Despite its usefulness, TST is often performed too late and is therefore difficult to interpret. TST should be done as early as possible. TST should be done as early as possible. Among patients with CD4 < 200 per mm3, a negative TST should not preclude the use-of preventive chemotherapy, particularly in those originally from countries with a high incidence of tuberculosis.
结核菌素皮肤试验(TST)对HIV感染患者的有效性可能受到质疑,因为随着免疫缺陷的加重,假阴性结果越来越常见。因此,本研究的目的是描述瑞士HIV感染患者中TST的使用情况和结果,并衡量异烟肼预防性化疗的有效性以及相对于TST和TST时CD4细胞计数的结核病(TB)发病率。

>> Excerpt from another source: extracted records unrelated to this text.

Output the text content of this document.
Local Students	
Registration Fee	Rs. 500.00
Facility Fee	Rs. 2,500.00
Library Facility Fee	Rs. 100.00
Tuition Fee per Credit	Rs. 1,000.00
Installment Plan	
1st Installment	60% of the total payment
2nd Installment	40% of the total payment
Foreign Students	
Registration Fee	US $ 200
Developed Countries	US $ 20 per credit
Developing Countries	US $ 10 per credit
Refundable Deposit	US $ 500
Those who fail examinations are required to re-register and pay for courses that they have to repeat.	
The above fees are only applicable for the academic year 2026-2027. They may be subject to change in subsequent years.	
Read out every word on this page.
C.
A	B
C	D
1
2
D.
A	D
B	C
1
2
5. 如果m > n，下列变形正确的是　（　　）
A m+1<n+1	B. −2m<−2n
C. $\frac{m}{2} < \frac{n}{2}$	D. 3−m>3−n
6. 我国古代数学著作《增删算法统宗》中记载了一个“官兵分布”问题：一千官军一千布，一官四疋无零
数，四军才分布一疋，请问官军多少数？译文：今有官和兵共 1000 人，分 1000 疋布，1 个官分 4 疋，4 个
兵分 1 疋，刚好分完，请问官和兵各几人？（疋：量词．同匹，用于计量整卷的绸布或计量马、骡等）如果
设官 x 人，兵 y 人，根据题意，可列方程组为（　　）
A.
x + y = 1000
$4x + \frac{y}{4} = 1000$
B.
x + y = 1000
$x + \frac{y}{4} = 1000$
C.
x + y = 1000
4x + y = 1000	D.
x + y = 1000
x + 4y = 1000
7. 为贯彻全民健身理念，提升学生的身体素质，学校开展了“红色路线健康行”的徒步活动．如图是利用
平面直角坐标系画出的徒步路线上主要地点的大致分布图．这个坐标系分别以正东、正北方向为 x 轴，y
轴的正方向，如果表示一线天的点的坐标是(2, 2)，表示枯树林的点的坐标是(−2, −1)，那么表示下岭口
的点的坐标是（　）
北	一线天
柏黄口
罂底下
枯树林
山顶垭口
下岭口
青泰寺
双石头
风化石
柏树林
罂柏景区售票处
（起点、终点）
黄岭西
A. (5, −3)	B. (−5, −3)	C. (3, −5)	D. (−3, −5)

对HIV感染患者进行前瞻性多中心队列研究;比较进行TST检测和未检测的患者,以及TST结果为阳性和阴性的患者。采用Cox模型进行多变量比较,考虑TST结果和TST时的CD4细胞计数来分析TB发病率。
截至1994年9月,在瑞士HIV队列研究中随访的5802例患者中,34.6%进行了TST检测。瑞士本地人比来自结核病高流行国家的患者更有可能接受检测(36%对21%的非洲本地人)。1990年后登记的患者比之前更常接受检测(50%对26%)。在2010例接受检测的患者中,6.8%硬结直径>5mm。非洲患者TST阳性的频率(26%)高于瑞士国民(6%)。在检测时CD4>500/立方毫米的患者中,16%TST阳性,而CD4<200/立方毫米的患者中这一比例为1%。在接受检测的患者中的25例结核病病例中,84%(21例)发生在TST阴性的患者中。检测时CD4≥200/立方毫米的TST阴性患者中结核病发病率为0.3/人年。相比之下,检测时CD4≥200/立方毫米的TST阳性患者中结核病的调整相对风险为5.5(95%置信区间[CI]:1.2 - 23.9),检测时CD4<200/立方毫米的TST阴性患者中为6.6(CI:2.3 - 19.0)。
尽管TST有用,但往往进行得太晚,因此难以解释。TST应尽早进行。在CD4<200/立方毫米的患者中,TST阴性不应排除预防性化疗的使用,特别是在那些原本来自结核病高发国家的患者中。